Teori migrasi mula-mula diperkenalkan oleh Ravenstein (1885) dan kemudian digunakan sebagai dasar kajian bagi peneliti lainnya (Lee,1966; Zelinsky,1971 dalam wirawan, 2006). Kedua peneliti mengatakan bahwa motif utama yang menyebabkan seseorang melakukan migrasi adalah alasan ekonomi. Mantra, (1999) menyebutkan bahwa beberapa teori yang mengungkapkan mengapa orang melakukan mobilitas, diantaranya adalah teori kebutuhan dan stres. Setiap individu mempunyai beberapa macam kebutuhan ekonomi, sosial, budaya, dan psikologis. Semakin besar kebutuhan tidak dapat terpenuhi, semakin besar stres yang dialami. Apabila stres sudah melebihi batas, maka seseorang akan berpindah ke tempat lain yang mempunyai nilai kefaedahan terhadap pemenuhan kebutuhannya. Perkembangan teori migrasi demikian dikenal dengan model stress-treshold atau place-utility. Model ini bertitik tolak pada konsep yang juga digunakan Keban (1994) dan Susilowati (1998;2001).

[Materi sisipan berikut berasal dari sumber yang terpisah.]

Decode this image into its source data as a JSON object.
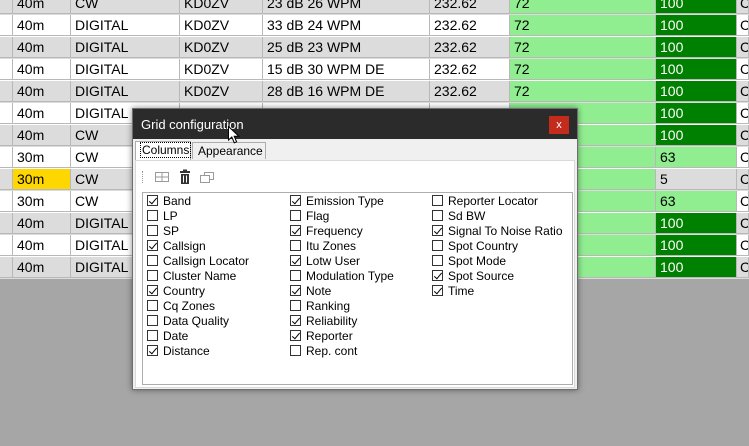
{
  "grid": {
    "rows": [
      {
        "band": "40m",
        "mode": "CW",
        "callsign": "KD0ZV",
        "snr_wpm": "23 dB  26 WPM",
        "freq": "232.62",
        "rel": "72",
        "pct": "100",
        "extra": "C",
        "bg": "#dcdcdc",
        "band_hl": false,
        "rel_style": "light",
        "pct_style": "dark"
      },
      {
        "band": "40m",
        "mode": "DIGITAL",
        "callsign": "KD0ZV",
        "snr_wpm": "33 dB  24 WPM",
        "freq": "232.62",
        "rel": "72",
        "pct": "100",
        "extra": "C",
        "bg": "#ffffff",
        "band_hl": false,
        "rel_style": "light",
        "pct_style": "dark"
      },
      {
        "band": "40m",
        "mode": "DIGITAL",
        "callsign": "KD0ZV",
        "snr_wpm": "25 dB  23 WPM",
        "freq": "232.62",
        "rel": "72",
        "pct": "100",
        "extra": "C",
        "bg": "#dcdcdc",
        "band_hl": false,
        "rel_style": "light",
        "pct_style": "dark"
      },
      {
        "band": "40m",
        "mode": "DIGITAL",
        "callsign": "KD0ZV",
        "snr_wpm": "15 dB  30 WPM   DE",
        "freq": "232.62",
        "rel": "72",
        "pct": "100",
        "extra": "C",
        "bg": "#ffffff",
        "band_hl": false,
        "rel_style": "light",
        "pct_style": "dark"
      },
      {
        "band": "40m",
        "mode": "DIGITAL",
        "callsign": "KD0ZV",
        "snr_wpm": "28 dB  16 WPM   DE",
        "freq": "232.62",
        "rel": "72",
        "pct": "100",
        "extra": "C",
        "bg": "#dcdcdc",
        "band_hl": false,
        "rel_style": "light",
        "pct_style": "dark"
      },
      {
        "band": "40m",
        "mode": "DIGITAL",
        "callsign": "",
        "snr_wpm": "",
        "freq": "",
        "rel": "",
        "pct": "100",
        "extra": "C",
        "bg": "#ffffff",
        "band_hl": false,
        "rel_style": "light",
        "pct_style": "dark"
      },
      {
        "band": "40m",
        "mode": "CW",
        "callsign": "",
        "snr_wpm": "",
        "freq": "",
        "rel": "",
        "pct": "100",
        "extra": "C",
        "bg": "#dcdcdc",
        "band_hl": false,
        "rel_style": "light",
        "pct_style": "dark"
      },
      {
        "band": "30m",
        "mode": "CW",
        "callsign": "",
        "snr_wpm": "",
        "freq": "",
        "rel": "",
        "pct": "63",
        "extra": "C",
        "bg": "#ffffff",
        "band_hl": false,
        "rel_style": "light",
        "pct_style": "light"
      },
      {
        "band": "30m",
        "mode": "CW",
        "callsign": "",
        "snr_wpm": "",
        "freq": "",
        "rel": "",
        "pct": "5",
        "extra": "C",
        "bg": "#dcdcdc",
        "band_hl": true,
        "rel_style": "light",
        "pct_style": "none"
      },
      {
        "band": "30m",
        "mode": "CW",
        "callsign": "",
        "snr_wpm": "",
        "freq": "",
        "rel": "",
        "pct": "63",
        "extra": "C",
        "bg": "#ffffff",
        "band_hl": false,
        "rel_style": "light",
        "pct_style": "light"
      },
      {
        "band": "40m",
        "mode": "DIGITAL",
        "callsign": "",
        "snr_wpm": "",
        "freq": "",
        "rel": "",
        "pct": "100",
        "extra": "C",
        "bg": "#dcdcdc",
        "band_hl": false,
        "rel_style": "light",
        "pct_style": "dark"
      },
      {
        "band": "40m",
        "mode": "DIGITAL",
        "callsign": "",
        "snr_wpm": "",
        "freq": "",
        "rel": "",
        "pct": "100",
        "extra": "C",
        "bg": "#ffffff",
        "band_hl": false,
        "rel_style": "light",
        "pct_style": "dark"
      },
      {
        "band": "40m",
        "mode": "DIGITAL",
        "callsign": "",
        "snr_wpm": "",
        "freq": "",
        "rel": "",
        "pct": "100",
        "extra": "C",
        "bg": "#dcdcdc",
        "band_hl": false,
        "rel_style": "light",
        "pct_style": "dark"
      }
    ]
  },
  "dialog": {
    "title": "Grid configuration",
    "close_label": "x",
    "tabs": [
      {
        "label": "Columns",
        "active": true
      },
      {
        "label": "Appearance",
        "active": false
      }
    ],
    "toolbar": {
      "icons": [
        "columns-layout-icon",
        "delete-icon",
        "copy-icon"
      ]
    },
    "columns": [
      [
        {
          "label": "Band",
          "checked": true
        },
        {
          "label": "LP",
          "checked": false
        },
        {
          "label": "SP",
          "checked": false
        },
        {
          "label": "Callsign",
          "checked": true
        },
        {
          "label": "Callsign Locator",
          "checked": false
        },
        {
          "label": "Cluster Name",
          "checked": false
        },
        {
          "label": "Country",
          "checked": true
        },
        {
          "label": "Cq Zones",
          "checked": false
        },
        {
          "label": "Data Quality",
          "checked": false
        },
        {
          "label": "Date",
          "checked": false
        },
        {
          "label": "Distance",
          "checked": true
        }
      ],
      [
        {
          "label": "Emission Type",
          "checked": true
        },
        {
          "label": "Flag",
          "checked": false
        },
        {
          "label": "Frequency",
          "checked": true
        },
        {
          "label": "Itu Zones",
          "checked": false
        },
        {
          "label": "Lotw User",
          "checked": true
        },
        {
          "label": "Modulation Type",
          "checked": false
        },
        {
          "label": "Note",
          "checked": true
        },
        {
          "label": "Ranking",
          "checked": false
        },
        {
          "label": "Reliability",
          "checked": true
        },
        {
          "label": "Reporter",
          "checked": true
        },
        {
          "label": "Rep. cont",
          "checked": false
        }
      ],
      [
        {
          "label": "Reporter Locator",
          "checked": false
        },
        {
          "label": "Sd BW",
          "checked": false
        },
        {
          "label": "Signal To Noise Ratio",
          "checked": true
        },
        {
          "label": "Spot Country",
          "checked": false
        },
        {
          "label": "Spot Mode",
          "checked": false
        },
        {
          "label": "Spot Source",
          "checked": true
        },
        {
          "label": "Time",
          "checked": true
        }
      ]
    ]
  }
}
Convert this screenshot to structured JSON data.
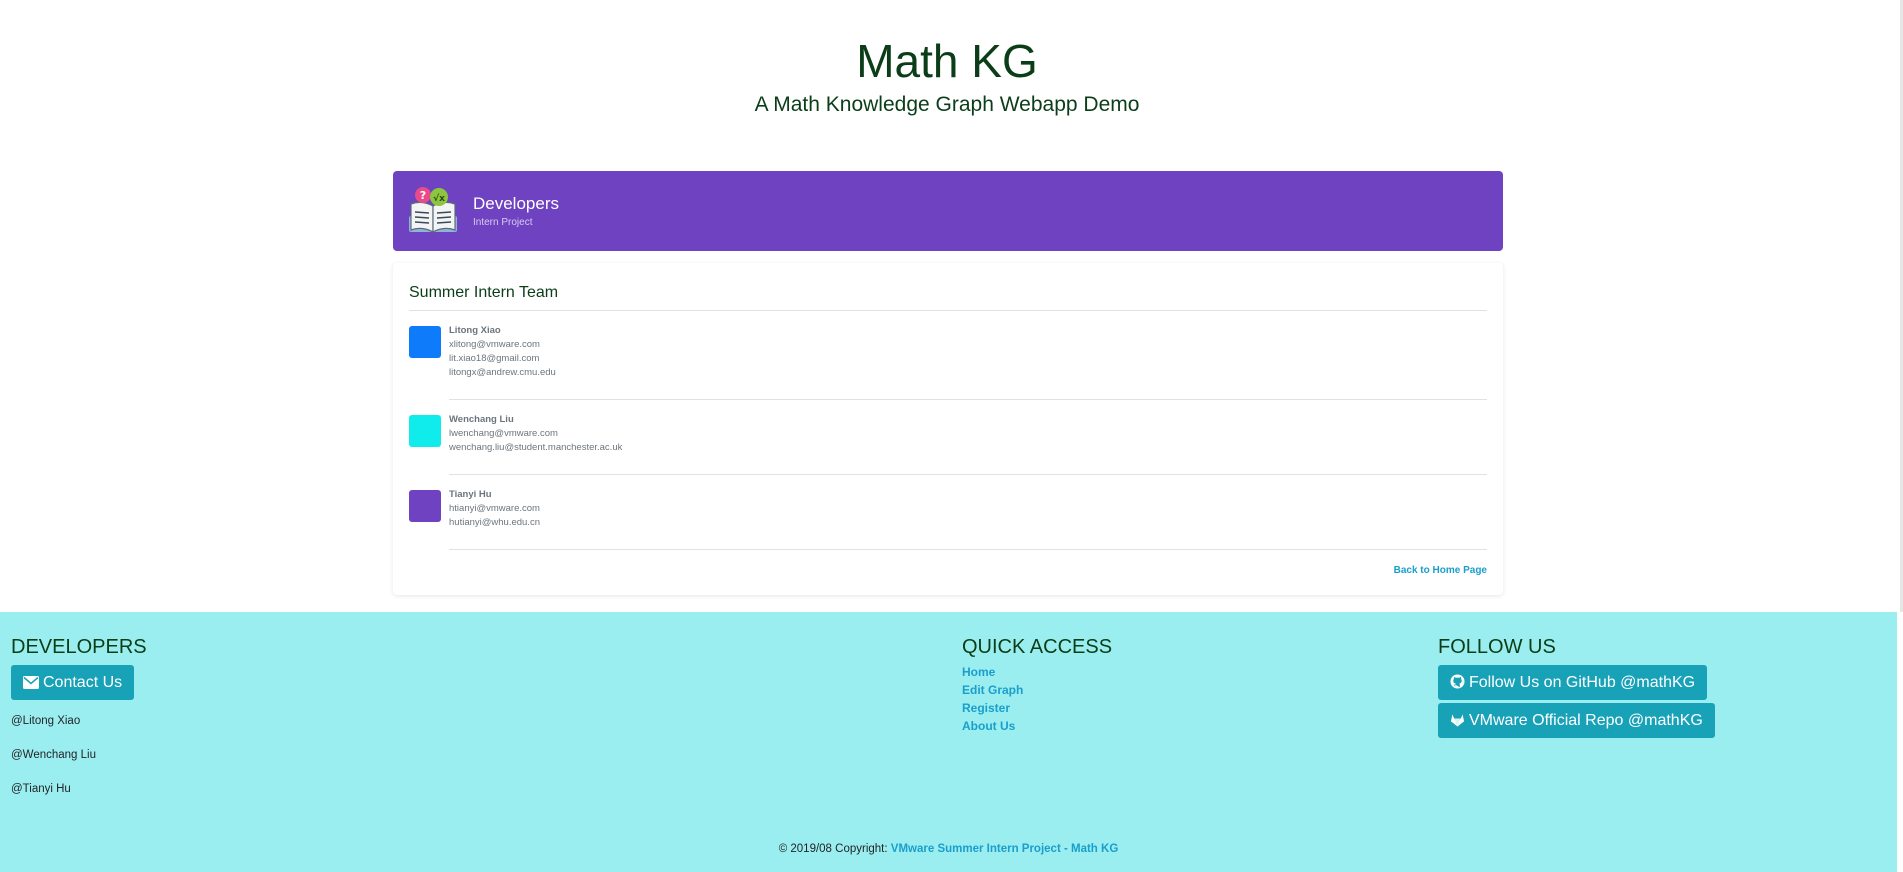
{
  "header": {
    "title": "Math KG",
    "subtitle": "A Math Knowledge Graph Webapp Demo"
  },
  "banner": {
    "title": "Developers",
    "subtitle": "Intern Project"
  },
  "team": {
    "heading": "Summer Intern Team",
    "members": [
      {
        "name": "Litong Xiao",
        "color": "#0d7bfa",
        "emails": [
          "xlitong@vmware.com",
          "lit.xiao18@gmail.com",
          "litongx@andrew.cmu.edu"
        ]
      },
      {
        "name": "Wenchang Liu",
        "color": "#10ebeb",
        "emails": [
          "lwenchang@vmware.com",
          "wenchang.liu@student.manchester.ac.uk"
        ]
      },
      {
        "name": "Tianyi Hu",
        "color": "#6f42c1",
        "emails": [
          "htianyi@vmware.com",
          "hutianyi@whu.edu.cn"
        ]
      }
    ],
    "back_link": "Back to Home Page"
  },
  "footer": {
    "developers": {
      "heading": "DEVELOPERS",
      "contact_label": "Contact Us",
      "names": [
        "@Litong Xiao",
        "@Wenchang Liu",
        "@Tianyi Hu"
      ]
    },
    "quick_access": {
      "heading": "QUICK ACCESS",
      "links": [
        "Home",
        "Edit Graph",
        "Register",
        "About Us"
      ]
    },
    "follow": {
      "heading": "FOLLOW US",
      "github_label": "Follow Us on GitHub @mathKG",
      "gitlab_label": "VMware Official Repo @mathKG"
    },
    "copyright_text": "© 2019/08 Copyright:",
    "copyright_link": "VMware Summer Intern Project - Math KG"
  },
  "colors": {
    "banner": "#6f42c1",
    "footer": "#9beef0",
    "button": "#17a2b8",
    "link": "#1a9ecb"
  }
}
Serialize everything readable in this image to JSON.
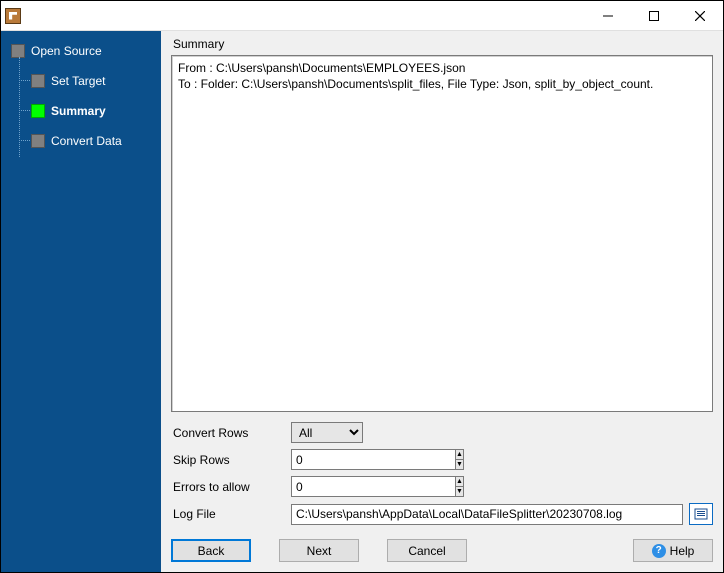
{
  "window": {
    "title": ""
  },
  "sidebar": {
    "items": [
      {
        "label": "Open Source",
        "active": false
      },
      {
        "label": "Set Target",
        "active": false
      },
      {
        "label": "Summary",
        "active": true
      },
      {
        "label": "Convert Data",
        "active": false
      }
    ]
  },
  "summary": {
    "heading": "Summary",
    "text": "From : C:\\Users\\pansh\\Documents\\EMPLOYEES.json\nTo : Folder: C:\\Users\\pansh\\Documents\\split_files, File Type: Json, split_by_object_count."
  },
  "form": {
    "convert_rows_label": "Convert Rows",
    "convert_rows_value": "All",
    "convert_rows_options": [
      "All"
    ],
    "skip_rows_label": "Skip Rows",
    "skip_rows_value": "0",
    "errors_label": "Errors to allow",
    "errors_value": "0",
    "log_label": "Log File",
    "log_value": "C:\\Users\\pansh\\AppData\\Local\\DataFileSplitter\\20230708.log"
  },
  "buttons": {
    "back": "Back",
    "next": "Next",
    "cancel": "Cancel",
    "help": "Help"
  }
}
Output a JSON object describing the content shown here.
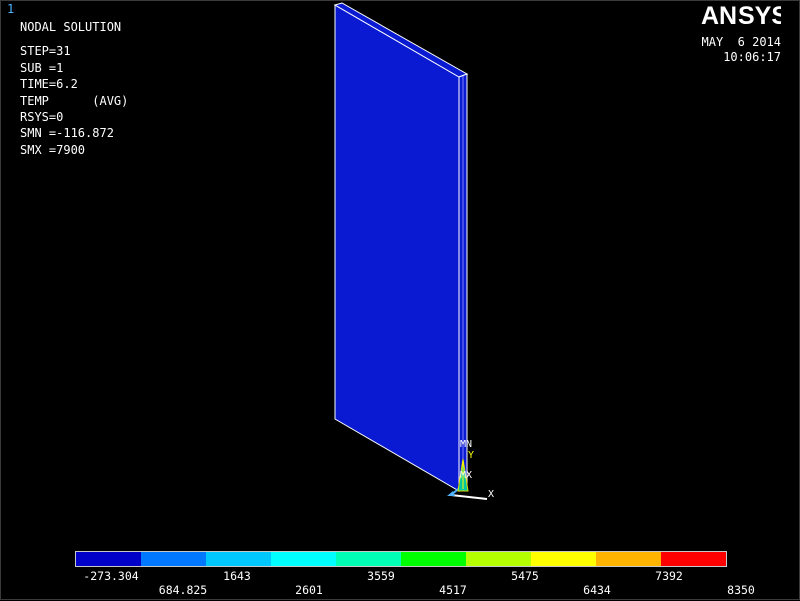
{
  "window_number": "1",
  "info": {
    "title": "NODAL SOLUTION",
    "lines": [
      "STEP=31",
      "SUB =1",
      "TIME=6.2",
      "TEMP      (AVG)",
      "RSYS=0",
      "SMN =-116.872",
      "SMX =7900"
    ]
  },
  "logo": {
    "text_a": "A",
    "text_n": "N",
    "text_sys": "SYS",
    "accent_color": "#f0b400"
  },
  "datetime": {
    "date": "MAY  6 2014",
    "time": "10:06:17"
  },
  "model": {
    "plate_color": "#0a1ad2",
    "edge_color": "#ffffff"
  },
  "triad": {
    "labels": [
      "MN",
      "Y",
      "MX",
      "X"
    ]
  },
  "legend": {
    "colors": [
      "#0000c8",
      "#0078ff",
      "#00c8ff",
      "#00ffff",
      "#00ffb4",
      "#00ff00",
      "#b4ff00",
      "#ffff00",
      "#ffb400",
      "#ff0000"
    ],
    "top_labels": [
      "-273.304",
      "1643",
      "3559",
      "5475",
      "7392"
    ],
    "bottom_labels": [
      "684.825",
      "2601",
      "4517",
      "6434",
      "8350"
    ]
  }
}
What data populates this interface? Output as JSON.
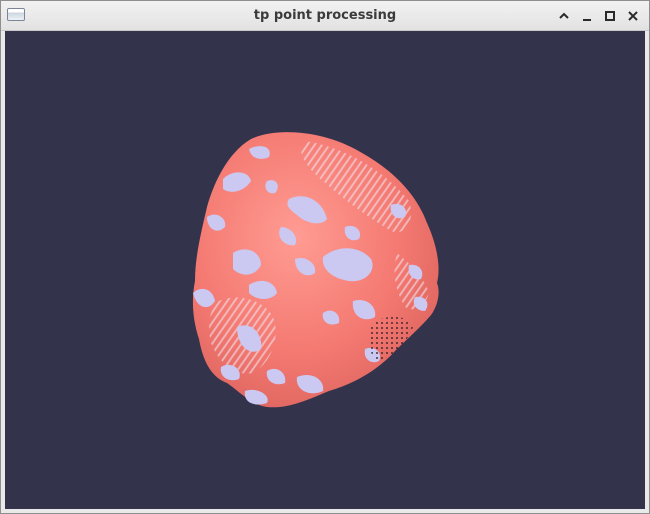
{
  "window": {
    "title": "tp point processing",
    "icon": "window-app-icon",
    "controls": [
      "maximize-up-icon",
      "minimize-icon",
      "maximize-icon",
      "close-icon"
    ]
  },
  "viewport": {
    "background_color": "#34334c",
    "model_color": "#f47a72",
    "highlight_color": "#c9c6f0"
  }
}
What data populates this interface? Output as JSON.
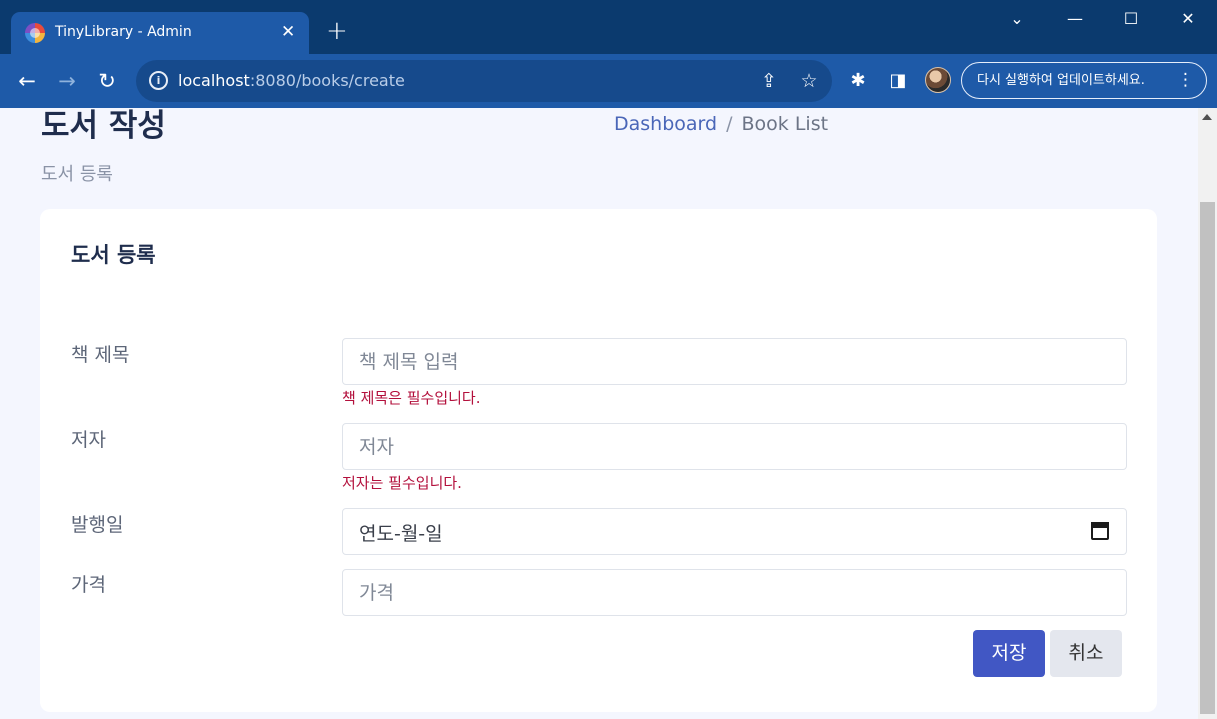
{
  "browser": {
    "tab_title": "TinyLibrary - Admin",
    "tab_close": "✕",
    "new_tab": "+",
    "window": {
      "minimize": "—",
      "maximize": "☐",
      "close": "✕",
      "tab_search": "⌄"
    },
    "nav": {
      "back": "←",
      "forward": "→",
      "reload": "↻"
    },
    "url_host": "localhost",
    "url_path": ":8080/books/create",
    "info_icon": "i",
    "share_icon": "⇪",
    "star_icon": "☆",
    "extensions_icon": "✱",
    "sidepanel_icon": "◨",
    "update_label": "다시 실행하여 업데이트하세요.",
    "menu_icon": "⋮"
  },
  "page": {
    "title": "도서 작성",
    "subtitle": "도서 등록",
    "breadcrumb": {
      "home": "Dashboard",
      "separator": "/",
      "current": "Book List"
    }
  },
  "form": {
    "card_title": "도서 등록",
    "title_field": {
      "label": "책 제목",
      "placeholder": "책 제목 입력",
      "error": "책 제목은 필수입니다."
    },
    "author_field": {
      "label": "저자",
      "placeholder": "저자",
      "error": "저자는 필수입니다."
    },
    "date_field": {
      "label": "발행일",
      "display": "연도-월-일"
    },
    "price_field": {
      "label": "가격",
      "placeholder": "가격"
    },
    "save_label": "저장",
    "cancel_label": "취소"
  },
  "colors": {
    "primary": "#4157c4",
    "error": "#b3103c",
    "chrome_dark": "#0b3a6e",
    "chrome_toolbar": "#1e5aa8"
  }
}
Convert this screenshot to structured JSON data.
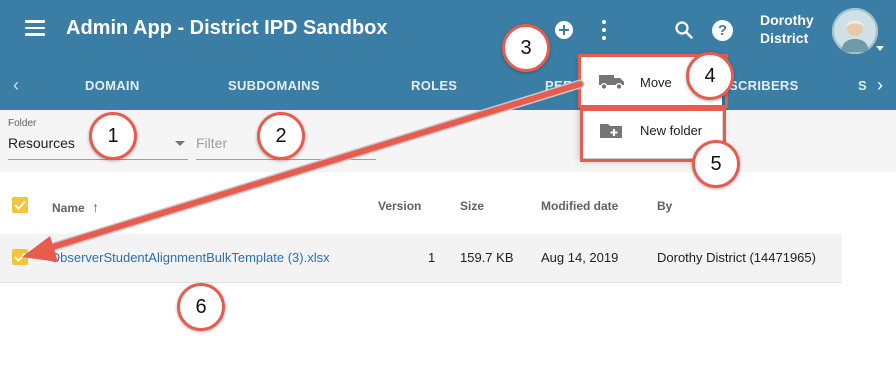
{
  "header": {
    "title": "Admin App - District IPD Sandbox",
    "user_first": "Dorothy",
    "user_last": "District",
    "help_label": "?"
  },
  "tabs": {
    "items": [
      {
        "label": "DOMAIN"
      },
      {
        "label": "SUBDOMAINS"
      },
      {
        "label": "ROLES"
      },
      {
        "label": "PEE"
      },
      {
        "label": "SCRIBERS"
      },
      {
        "label": "S"
      }
    ]
  },
  "folder": {
    "label": "Folder",
    "value": "Resources"
  },
  "filter": {
    "placeholder": "Filter"
  },
  "table": {
    "headers": [
      "Name",
      "Version",
      "Size",
      "Modified date",
      "By"
    ],
    "sort_arrow": "↑",
    "rows": [
      {
        "name": "ObserverStudentAlignmentBulkTemplate (3).xlsx",
        "version": "1",
        "size": "159.7 KB",
        "modified": "Aug 14, 2019",
        "by": "Dorothy District (14471965)"
      }
    ]
  },
  "menu": {
    "move": "Move",
    "new_folder": "New folder"
  },
  "callouts": [
    "1",
    "2",
    "3",
    "4",
    "5",
    "6"
  ],
  "colors": {
    "appbar": "#3a7ea5",
    "checkbox": "#f7c23c",
    "callout": "#e85c4f",
    "link": "#2e6fa6"
  }
}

Selain itu, konsep teori pilihan sebagaimana dikemukakan Becker (1968) juga digunakan untuk mengetahui motivasi seseorang dalam memutuskan bekerja di luar negeri. Dalam hal demikian, individu dianggap sebagai makhluk sosial rasional dalam menentukan pilihan. Umumnya individu akan menerapkan konsep prinsip ekonomi dalam usaha memilih beberapa alternatif terbaik dan memberikan manfaat terbesar dan kerugian atau risiko yang terkecil. Jika dikaitkan dengan teori di atas maka para migran dapat digolongkan sebagai individu rasional dalam kepergiannya untuk bekerja di luar negeri. Hal ini dikarenakan alasan faktor ekonomis seperti: mencari pekerjaan, meningkatkan pendapatan, dan kemudahan lain serta berbagai alasan non-ekonomis lainnya misalnya aspek sosial, budaya, politik, keamanan, dan psikologi. Selain model tersebut, terdapat model yang dikembangkan oleh Speare (1975). Migrasi tenaga kerja juga dipengaruhi oleh faktor struktural seperti karakteristik sosio-demografis, tingkat kepuasan terhadap tempat tinggal, kondisi geografis daerah asal dan karakteristik komunitas.
Pada umumnya adanya ketidakpuasan pada latar belakang yang berdimensi struktural mempengaruhi seseorang melakukan migrasi. Daerah yang lahan pertaniannya tandus umumnya masyarakatnya mencari pekerjaan ke daerah lain yang lebih subur atau banyak peluang ekonominya khususnya pada sektor non-pertanian misalnya industri, perdagangan, dan jasa. Dalam cakupan yang lebih luas, masyarakat atau tenaga kerja pada suatu negara akan melakukan migrasi ke negara lain yang perekonomiannya lebih baik yang mampu menawarkan peluang kesempatan kerja dengan penghasilan yang lebih baik. Teori pengambilan keputusan bermigrasi di tingkat individu dari perspektif geografi yang berpengaruh kuat dalam analisis-analisis migrasi pada era 1970-an hingga menjelang awal tahun 1990 an, adalah teori yang diajukan oleh Everett S. Lee (1970). Berdasarkan teori migrasi Lee, factor terpenting setiap individu dalam melakukan migrasi adalah faktor individu itu sendiri. Faktor individu memberikan penilaian apakah suatu daerah dapat memenuhi kebutuhannya atau tidak. Rintangan antara dapat berupa biaya pindah yang tinggi, topografi daerah dan juga sarana transportasi.